Gates has important messages for individuals — find one issue that engages your passion — as well as for government and charities. But the overwhelming takeaway is simple: Figure out what works. Politicians are driven by preconceptions (ideology, if you will), but they’d do a much better job of problem-solving if they measured what works and what doesn’t. “Well, public policy — we need more people examining effective ways to achieve public policy goals. And it’s unfortunate that, a little bit, the idea of making things more effective and getting rid of things, those are, you know, separate issues. . . . Left, right, center — show me your best ideas for bending the health cost curve. Just getting rid of something, okay, is that going to bend the health care cost curve?
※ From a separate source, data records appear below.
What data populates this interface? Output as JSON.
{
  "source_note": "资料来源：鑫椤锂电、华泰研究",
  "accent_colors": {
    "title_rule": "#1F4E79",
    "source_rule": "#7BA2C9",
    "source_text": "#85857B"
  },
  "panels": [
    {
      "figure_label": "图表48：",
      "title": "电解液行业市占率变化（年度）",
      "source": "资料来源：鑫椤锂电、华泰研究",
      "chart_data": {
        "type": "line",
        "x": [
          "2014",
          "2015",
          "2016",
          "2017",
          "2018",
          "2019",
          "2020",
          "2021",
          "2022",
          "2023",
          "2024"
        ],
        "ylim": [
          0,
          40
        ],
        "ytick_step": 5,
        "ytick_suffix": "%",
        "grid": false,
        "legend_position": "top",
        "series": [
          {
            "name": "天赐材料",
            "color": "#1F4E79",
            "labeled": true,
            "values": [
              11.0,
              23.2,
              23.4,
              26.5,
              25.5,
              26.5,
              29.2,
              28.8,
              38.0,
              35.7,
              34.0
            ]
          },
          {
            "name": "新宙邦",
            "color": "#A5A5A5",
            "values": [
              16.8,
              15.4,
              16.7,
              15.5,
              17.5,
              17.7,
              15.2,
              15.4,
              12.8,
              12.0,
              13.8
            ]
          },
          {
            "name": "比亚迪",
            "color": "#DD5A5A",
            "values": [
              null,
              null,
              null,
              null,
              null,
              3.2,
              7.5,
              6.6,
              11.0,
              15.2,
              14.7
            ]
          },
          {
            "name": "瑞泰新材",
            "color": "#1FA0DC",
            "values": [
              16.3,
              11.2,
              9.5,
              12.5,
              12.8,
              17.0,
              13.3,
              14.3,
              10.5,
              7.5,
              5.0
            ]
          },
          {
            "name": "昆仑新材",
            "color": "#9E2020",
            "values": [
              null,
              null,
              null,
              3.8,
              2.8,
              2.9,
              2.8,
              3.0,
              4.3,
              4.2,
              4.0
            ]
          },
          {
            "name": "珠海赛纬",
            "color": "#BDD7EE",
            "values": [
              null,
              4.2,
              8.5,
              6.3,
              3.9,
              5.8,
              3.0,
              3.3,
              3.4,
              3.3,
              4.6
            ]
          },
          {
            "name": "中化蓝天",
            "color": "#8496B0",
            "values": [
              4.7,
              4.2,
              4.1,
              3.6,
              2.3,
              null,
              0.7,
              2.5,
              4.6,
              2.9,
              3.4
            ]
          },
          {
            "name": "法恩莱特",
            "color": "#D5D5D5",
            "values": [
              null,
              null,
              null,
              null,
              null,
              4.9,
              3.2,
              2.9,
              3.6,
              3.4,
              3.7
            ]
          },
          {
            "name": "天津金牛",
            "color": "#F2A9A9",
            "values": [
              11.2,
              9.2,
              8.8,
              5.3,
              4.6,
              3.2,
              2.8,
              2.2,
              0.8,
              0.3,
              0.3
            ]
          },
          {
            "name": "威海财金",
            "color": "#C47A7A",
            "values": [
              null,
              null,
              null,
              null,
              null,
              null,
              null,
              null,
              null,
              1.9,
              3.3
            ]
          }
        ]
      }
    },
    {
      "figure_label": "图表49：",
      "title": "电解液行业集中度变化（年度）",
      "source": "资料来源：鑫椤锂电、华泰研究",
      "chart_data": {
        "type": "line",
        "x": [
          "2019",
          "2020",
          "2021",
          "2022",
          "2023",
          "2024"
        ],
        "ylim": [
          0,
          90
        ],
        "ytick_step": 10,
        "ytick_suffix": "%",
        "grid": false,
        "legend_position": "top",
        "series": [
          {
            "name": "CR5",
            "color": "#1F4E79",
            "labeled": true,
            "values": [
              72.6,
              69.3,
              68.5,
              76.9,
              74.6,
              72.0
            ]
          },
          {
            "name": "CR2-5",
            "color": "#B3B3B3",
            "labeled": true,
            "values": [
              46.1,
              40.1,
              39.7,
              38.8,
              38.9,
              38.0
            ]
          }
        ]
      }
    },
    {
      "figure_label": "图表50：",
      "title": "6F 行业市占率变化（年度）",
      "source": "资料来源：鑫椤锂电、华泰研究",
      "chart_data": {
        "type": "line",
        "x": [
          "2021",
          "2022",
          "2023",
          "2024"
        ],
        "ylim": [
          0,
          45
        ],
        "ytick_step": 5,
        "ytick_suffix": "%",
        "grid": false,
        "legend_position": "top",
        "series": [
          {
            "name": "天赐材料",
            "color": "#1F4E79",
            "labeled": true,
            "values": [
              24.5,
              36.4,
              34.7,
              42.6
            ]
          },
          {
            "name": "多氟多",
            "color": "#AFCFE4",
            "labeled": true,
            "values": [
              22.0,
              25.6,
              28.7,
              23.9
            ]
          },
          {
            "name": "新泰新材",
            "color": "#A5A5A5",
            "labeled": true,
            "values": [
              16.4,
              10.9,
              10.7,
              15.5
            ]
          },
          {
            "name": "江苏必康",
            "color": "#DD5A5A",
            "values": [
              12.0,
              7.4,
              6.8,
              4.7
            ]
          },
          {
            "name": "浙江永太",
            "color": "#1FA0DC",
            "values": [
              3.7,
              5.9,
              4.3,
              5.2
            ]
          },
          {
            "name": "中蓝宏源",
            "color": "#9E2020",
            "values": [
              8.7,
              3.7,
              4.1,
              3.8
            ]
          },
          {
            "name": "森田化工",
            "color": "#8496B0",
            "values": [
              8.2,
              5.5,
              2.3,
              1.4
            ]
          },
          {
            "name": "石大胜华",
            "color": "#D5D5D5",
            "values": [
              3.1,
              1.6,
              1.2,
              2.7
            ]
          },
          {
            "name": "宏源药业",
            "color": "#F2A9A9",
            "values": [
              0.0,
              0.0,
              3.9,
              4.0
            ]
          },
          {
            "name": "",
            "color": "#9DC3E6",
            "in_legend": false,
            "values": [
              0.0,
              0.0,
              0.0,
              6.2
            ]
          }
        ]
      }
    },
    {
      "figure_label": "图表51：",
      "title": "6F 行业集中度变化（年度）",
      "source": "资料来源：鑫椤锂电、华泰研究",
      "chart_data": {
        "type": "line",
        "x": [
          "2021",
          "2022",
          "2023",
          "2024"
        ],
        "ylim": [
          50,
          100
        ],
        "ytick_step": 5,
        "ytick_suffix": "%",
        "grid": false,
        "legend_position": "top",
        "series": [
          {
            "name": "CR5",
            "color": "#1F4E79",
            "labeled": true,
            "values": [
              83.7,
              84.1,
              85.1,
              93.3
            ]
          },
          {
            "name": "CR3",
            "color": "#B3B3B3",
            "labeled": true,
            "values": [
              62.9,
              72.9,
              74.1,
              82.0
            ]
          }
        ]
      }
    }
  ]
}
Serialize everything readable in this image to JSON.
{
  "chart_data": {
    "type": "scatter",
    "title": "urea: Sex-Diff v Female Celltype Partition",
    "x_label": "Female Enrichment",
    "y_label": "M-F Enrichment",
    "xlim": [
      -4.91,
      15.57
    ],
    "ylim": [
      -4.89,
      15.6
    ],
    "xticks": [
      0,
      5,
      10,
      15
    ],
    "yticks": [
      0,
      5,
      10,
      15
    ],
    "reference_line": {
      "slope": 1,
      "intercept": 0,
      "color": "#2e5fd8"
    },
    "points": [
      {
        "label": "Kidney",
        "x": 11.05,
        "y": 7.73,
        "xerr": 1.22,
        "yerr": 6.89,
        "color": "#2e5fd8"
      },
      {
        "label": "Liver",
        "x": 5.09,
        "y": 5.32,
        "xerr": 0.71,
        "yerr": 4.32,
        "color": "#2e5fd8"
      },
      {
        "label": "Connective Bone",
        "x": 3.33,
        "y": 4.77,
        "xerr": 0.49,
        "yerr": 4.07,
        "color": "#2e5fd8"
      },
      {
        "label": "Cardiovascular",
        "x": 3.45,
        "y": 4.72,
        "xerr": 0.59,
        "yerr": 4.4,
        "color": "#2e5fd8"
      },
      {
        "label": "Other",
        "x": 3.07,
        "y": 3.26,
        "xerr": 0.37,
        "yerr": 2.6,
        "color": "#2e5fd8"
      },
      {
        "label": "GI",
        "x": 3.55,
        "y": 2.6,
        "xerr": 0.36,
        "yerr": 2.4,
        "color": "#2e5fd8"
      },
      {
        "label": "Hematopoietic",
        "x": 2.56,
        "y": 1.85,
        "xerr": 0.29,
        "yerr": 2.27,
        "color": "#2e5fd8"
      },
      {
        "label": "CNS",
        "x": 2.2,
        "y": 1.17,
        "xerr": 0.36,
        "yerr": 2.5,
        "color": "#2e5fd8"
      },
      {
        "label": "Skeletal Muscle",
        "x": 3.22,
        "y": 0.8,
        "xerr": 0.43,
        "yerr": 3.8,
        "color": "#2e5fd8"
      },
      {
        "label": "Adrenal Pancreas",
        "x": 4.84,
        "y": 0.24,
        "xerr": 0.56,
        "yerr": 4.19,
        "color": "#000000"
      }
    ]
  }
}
What is the, you know, supply-demand equation, the nature of the professional rules, the nature of the innovation pipeline and the incentives in the innovation pipeline?” Markets do work — but not always. That is where smart public policy construction comes in.

Friday, in an entirely unrelated conversation, a foreign diplomat marveled at the public spirit of the wealthy in the United States who do tremendous good, including building the world’s best universities. It’s something we take for granted in the United States. We shouldn’t.